Re: Plan not skipping unnecessary inner join

От
Ranier Vilela
Дата:
I redid the same tests with vanila postgres and with empty tables.
I'm surprised, why does the plan have 2550 rows in explain?

regards,
Ranier Vilela

Re: Plan not skipping unnecessary inner join

От
Justin Pryzby
Дата:
On Sun, May 17, 2020 at 09:32:47AM -0300, Ranier Vilela wrote:
> I redid the same tests with vanila postgres and with empty tables.
> I'm surprised, why does the plan have 2550 rows in explain?

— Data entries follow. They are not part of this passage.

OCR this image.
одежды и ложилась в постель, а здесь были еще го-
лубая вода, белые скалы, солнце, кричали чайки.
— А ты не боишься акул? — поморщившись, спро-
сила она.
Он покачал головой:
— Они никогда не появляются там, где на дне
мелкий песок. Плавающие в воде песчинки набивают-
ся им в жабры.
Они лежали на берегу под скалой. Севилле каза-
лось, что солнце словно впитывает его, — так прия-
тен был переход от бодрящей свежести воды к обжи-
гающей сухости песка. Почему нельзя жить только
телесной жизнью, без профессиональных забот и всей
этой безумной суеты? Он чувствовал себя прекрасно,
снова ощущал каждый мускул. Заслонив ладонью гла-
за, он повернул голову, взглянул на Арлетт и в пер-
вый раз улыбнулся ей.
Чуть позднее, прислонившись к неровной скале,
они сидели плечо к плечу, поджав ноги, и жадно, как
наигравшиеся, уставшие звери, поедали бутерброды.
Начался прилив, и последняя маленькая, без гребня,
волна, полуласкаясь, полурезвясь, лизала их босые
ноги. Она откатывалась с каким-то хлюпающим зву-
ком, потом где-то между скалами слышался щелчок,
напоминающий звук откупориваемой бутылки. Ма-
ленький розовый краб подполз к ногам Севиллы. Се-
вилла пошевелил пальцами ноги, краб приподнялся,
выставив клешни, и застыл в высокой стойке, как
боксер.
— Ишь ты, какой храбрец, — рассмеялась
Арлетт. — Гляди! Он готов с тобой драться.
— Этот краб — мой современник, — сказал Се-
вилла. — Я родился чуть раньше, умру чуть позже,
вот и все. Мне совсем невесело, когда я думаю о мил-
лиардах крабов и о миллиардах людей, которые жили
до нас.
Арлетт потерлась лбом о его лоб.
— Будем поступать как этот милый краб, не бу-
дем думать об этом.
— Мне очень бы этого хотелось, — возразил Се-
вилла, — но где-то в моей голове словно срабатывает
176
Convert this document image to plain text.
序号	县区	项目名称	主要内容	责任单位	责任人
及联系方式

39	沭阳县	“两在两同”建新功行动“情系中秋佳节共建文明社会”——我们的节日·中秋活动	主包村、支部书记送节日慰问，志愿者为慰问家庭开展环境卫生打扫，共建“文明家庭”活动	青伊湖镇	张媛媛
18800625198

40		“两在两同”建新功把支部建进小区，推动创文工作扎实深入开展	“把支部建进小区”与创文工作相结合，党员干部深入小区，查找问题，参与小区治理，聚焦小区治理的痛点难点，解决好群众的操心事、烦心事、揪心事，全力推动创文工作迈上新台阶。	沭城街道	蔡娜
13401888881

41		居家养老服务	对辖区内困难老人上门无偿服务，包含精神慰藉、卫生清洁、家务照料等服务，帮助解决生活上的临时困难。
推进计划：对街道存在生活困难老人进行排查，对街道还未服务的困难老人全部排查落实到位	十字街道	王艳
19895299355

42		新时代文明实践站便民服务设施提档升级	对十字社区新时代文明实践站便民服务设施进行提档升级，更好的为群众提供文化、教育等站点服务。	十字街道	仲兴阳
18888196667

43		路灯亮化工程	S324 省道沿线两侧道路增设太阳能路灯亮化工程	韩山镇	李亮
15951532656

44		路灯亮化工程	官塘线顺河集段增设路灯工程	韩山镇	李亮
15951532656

That's the *estimated* rowcount.

The planner tends to ignore table statistics which say the table is empty,
since that can lead to a terrible plan if it's not true (stats are out of date
or autovacuum threshold not hit).

See also here
https://www.postgresql.org/message-id/20171110204043.GS8563%40telsasoft.com

-- 
Justin



Re: Plan not skipping unnecessary inner join

От
Ranier Vilela
Дата:
Em dom., 17 de mai. de 2020 às 10:31, Justin Pryzby <pryzby@telsasoft.com> escreveu:
On Sun, May 17, 2020 at 09:32:47AM -0300, Ranier Vilela wrote:
> I redid the same tests with vanila postgres and with empty tables.
> I'm surprised, why does the plan have 2550 rows in explain?

That's the *estimated* rowcount.

The planner tends to ignore table statistics which say the table is empty,
since that can lead to a terrible plan if it's not true (stats are out of date
or autovacuum threshold not hit).
Thanks for the explanation.

regards,
Ranier Vilela